Abb. 7: Detailinformationen zur Green Controlling-Studie 2022 des ICV
2.5.1 Strategische Bedeutung der Nachhaltigkeit in Unternehmen
In den letzten Jahren wurde immer stärker von Unternehmen gefordert, Nachhaltigkeit als strategischen Faktor zu betrachten und in das Zentrum der Geschäftsstrategie zu stellen. Dabei stellt sich die Frage, wo Unternehmen hierbei stehen. Die Ergebnisse der Studie zeigen, dass der heutige Erfüllungsgrad im Hinblick auf nachhaltig gestaltete Wertschöpfungsketten schon relativ fortgeschritten ist (vgl. Abb. 8). 43 % der Befragten sehen ihre Unternehmen in diesem Bereich schon als gut aufgestellt an, 7 % sogar als sehr gut. Fortgeschrittene Erfüllungsgrade sind auch bei den Themen "Umweltfreundliche Produkte entwickeln" (51 % der Befragten stimmen diesbezüglich zu oder voll und ganz zu), "Neue Geschäftsmodelle einführen" (51 % der Befragten stimmen diesbezüglich zu oder voll und ganz zu) und "Neue Märkte schaffen" (47 % der Befragten stimmen diesbezüglich zu oder voll und ganz zu) erkennbar. Es geht also zunehmend nicht mehr nur darum, ökologische Standards zu erfüllen bzw. ggf. auch zu übertreffen, sondern durch eine stärkere Berücksichtigung von Nachhaltigkeit auf strategischer Ebene auch umsatz- und marktanteilsbezogene Potenziale für die Unternehmen zu erschließen. Bemerkenswert dabei ist, dass die zukünftige Bedeutung durch die Befragungsteilnehmer noch deutlich höher eingeschätzt wird als der aktuelle Erfüllungsgrad. Nachhaltigkeit hat sich – so lässt sich schlussfolgern – mittlerweile als fester Bestandteil der strategischen Agenda von Unternehmen etabliert.
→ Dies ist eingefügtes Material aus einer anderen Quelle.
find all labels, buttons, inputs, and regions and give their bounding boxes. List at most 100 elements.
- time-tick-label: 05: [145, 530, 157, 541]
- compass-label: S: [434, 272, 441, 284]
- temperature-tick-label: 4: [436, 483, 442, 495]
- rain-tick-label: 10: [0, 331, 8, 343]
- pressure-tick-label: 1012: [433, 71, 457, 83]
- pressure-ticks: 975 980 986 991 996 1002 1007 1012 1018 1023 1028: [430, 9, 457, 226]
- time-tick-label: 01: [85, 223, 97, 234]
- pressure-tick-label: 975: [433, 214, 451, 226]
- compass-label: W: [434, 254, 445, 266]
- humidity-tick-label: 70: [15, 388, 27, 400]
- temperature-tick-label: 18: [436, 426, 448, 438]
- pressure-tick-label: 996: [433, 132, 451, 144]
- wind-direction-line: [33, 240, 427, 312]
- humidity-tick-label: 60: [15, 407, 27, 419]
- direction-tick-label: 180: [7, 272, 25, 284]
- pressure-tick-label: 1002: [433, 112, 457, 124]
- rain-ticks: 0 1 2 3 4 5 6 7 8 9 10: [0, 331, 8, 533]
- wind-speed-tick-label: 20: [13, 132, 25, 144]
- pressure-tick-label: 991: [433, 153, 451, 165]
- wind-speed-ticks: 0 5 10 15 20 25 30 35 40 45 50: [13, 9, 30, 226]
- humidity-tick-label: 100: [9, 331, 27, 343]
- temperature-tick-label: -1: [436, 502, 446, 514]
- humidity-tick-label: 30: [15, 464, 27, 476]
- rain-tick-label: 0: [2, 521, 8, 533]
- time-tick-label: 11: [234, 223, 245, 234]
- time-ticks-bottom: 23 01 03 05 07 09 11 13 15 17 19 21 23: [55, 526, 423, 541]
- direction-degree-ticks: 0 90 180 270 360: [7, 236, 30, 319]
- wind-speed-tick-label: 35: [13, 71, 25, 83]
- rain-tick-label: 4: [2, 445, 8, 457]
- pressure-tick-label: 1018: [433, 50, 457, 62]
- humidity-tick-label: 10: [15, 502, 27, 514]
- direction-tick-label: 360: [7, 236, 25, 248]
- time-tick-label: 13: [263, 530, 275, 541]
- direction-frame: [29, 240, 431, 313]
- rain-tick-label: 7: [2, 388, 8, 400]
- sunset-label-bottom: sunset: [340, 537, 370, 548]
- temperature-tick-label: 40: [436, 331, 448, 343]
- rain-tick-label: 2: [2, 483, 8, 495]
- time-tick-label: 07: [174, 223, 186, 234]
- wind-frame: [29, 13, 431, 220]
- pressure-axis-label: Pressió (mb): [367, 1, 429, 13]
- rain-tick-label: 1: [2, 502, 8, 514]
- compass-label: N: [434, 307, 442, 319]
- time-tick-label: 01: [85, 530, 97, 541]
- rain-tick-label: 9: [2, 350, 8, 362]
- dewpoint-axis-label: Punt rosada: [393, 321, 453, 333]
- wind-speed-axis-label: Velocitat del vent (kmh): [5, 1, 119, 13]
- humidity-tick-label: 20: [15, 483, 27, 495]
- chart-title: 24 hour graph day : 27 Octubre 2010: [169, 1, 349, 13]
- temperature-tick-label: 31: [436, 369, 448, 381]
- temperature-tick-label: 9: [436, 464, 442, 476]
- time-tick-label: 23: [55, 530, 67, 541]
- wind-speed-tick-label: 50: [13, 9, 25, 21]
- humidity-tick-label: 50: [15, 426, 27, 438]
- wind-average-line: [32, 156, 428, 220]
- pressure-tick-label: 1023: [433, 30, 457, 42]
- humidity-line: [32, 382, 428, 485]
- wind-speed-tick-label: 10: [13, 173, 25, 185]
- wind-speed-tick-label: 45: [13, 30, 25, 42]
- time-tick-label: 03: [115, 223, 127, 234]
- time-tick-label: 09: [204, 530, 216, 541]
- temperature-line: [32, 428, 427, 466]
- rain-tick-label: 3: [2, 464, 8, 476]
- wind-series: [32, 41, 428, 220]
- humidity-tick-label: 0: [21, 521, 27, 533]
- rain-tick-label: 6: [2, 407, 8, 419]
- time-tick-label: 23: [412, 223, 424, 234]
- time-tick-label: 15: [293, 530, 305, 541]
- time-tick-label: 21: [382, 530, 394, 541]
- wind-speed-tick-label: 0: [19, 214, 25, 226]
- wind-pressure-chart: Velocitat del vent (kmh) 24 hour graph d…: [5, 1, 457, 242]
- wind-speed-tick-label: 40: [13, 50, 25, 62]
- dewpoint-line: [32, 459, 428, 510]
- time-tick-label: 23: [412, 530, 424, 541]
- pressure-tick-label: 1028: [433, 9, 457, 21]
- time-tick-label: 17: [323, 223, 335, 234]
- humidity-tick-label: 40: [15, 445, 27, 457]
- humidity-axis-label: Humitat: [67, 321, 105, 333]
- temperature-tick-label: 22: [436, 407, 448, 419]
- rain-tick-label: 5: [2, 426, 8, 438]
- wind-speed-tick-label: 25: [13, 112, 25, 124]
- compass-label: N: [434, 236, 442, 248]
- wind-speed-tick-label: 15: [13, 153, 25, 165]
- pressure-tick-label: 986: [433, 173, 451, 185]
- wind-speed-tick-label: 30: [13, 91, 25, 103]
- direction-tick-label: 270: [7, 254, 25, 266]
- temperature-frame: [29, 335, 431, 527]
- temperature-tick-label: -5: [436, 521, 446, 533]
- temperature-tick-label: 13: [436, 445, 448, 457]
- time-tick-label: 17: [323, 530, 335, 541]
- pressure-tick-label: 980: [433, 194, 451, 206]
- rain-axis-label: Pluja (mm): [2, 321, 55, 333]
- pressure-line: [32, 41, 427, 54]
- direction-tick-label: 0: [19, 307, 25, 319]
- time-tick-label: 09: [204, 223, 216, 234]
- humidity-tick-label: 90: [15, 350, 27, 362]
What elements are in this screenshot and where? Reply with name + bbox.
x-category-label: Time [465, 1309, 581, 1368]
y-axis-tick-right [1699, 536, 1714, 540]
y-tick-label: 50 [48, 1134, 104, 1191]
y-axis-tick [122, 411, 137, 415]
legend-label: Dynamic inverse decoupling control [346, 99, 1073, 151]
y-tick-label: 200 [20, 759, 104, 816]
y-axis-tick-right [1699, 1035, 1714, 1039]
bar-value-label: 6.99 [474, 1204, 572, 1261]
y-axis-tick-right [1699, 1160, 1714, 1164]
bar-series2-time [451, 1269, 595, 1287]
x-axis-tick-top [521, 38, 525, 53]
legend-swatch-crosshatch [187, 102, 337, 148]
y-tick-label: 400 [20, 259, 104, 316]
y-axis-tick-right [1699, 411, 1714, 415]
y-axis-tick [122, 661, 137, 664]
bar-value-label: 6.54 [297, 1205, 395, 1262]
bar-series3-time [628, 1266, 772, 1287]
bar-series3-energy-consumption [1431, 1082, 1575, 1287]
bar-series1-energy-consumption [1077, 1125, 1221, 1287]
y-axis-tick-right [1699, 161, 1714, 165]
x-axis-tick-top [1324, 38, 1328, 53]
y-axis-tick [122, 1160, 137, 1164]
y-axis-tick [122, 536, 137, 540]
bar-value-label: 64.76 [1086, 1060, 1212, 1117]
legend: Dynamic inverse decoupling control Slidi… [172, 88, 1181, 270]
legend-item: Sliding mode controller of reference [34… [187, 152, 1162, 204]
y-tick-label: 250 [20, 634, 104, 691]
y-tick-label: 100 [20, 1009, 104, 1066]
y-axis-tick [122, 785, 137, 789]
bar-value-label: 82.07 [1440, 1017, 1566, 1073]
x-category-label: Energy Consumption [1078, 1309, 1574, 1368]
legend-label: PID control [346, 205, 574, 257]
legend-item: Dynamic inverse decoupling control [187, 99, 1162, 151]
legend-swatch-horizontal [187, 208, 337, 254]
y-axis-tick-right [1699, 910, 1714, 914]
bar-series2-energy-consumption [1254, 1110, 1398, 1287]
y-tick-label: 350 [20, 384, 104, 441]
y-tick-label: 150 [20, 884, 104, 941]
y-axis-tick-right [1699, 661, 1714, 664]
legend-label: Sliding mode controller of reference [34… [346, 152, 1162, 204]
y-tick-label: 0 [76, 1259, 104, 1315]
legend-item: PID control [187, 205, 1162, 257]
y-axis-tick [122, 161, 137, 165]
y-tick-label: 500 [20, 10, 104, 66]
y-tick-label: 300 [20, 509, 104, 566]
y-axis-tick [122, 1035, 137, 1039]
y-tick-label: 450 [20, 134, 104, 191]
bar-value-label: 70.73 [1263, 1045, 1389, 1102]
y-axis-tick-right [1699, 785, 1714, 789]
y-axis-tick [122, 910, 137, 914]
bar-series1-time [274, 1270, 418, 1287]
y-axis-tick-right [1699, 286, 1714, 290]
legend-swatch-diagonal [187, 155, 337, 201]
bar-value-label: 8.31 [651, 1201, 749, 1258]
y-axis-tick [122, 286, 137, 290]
Abb. 8: Heutiger Erfüllungsgrad der Nachhaltigkeit in den Unternehmen
2.5.2 Berücksichtigung von Nachhaltigkeit in Prozessen und Instrumenten
Sobald Nachhaltigkeit als strategische Aufgabe betrachtet wird, sind Unternehmen auch angehalten Nachhaltigkeitsaspekte systematisch in ihren Prozessen und Instrumenten zu berücksichtigen. Hier zeigen die Ergebnisse der Umfrage, dass Nachhaltigkeitsaspekte aktuell vor allem in der strategischen Planung berücksichtigt werden. 31 % der Befragten sehen dies in eher hohem Ausmaß und sogar 12 % in sehr hohem Ausmaß in der strategischen Planung als gegeben an. Datenmanagement hingegen bezieht trotz Einstufung als wichtiger Controllingprozess laut Heat Map in Abb. 5 mit 17 % noch nicht ausreichend Nachhaltigkeitsaspekte ein, während Management Reporting und Investitionscontrolling mit 26 % bzw. 29 % ebenfalls Verbesserungspotenzial aufweisen. Was die Integration von Nachhaltigkeitsaspekten in die Prozesse des Controllings anbelangt, zeigt sich also insgesamt ein deutlicher Nachholbedarf. Die Ergebnisse machen deutlich, dass Nachhaltigkeitsaspekte eher noch in geringem oder keinem Ausmaß in die verschiedenen Controlling-Prozesse integriert sind (vgl. Abb. 9).
Abb. 9: Berücksichtigung von Nachhaltigkeitsaspekten in Controlling-Prozessen
Ein ähnliches Bild zeigt sich, wenn man auf die Instrumente des Controllings schaut. Ökologische Aspekte finden bislang nur in geringem Umfang in Instrumenten des Unternehmenscontrollings Berücksichtigung. Am ehesten ist dies noch bei Kennzahlen und Kennzahlensystemen (27 % in eher hohem und sehr hohem Maße), der Bewertung von Investitionen (25 % in eher hohem und sehr hohem Maße) und strategischen Instrumenten wie der Balanced Scorecard (23 % in eher hohem und sehr hohem Maße) gegeben. Im geringsten Ausmaß werden ökologische Aspekte beim Target Costing und der Prozesskostenrechnung berücksichtigt.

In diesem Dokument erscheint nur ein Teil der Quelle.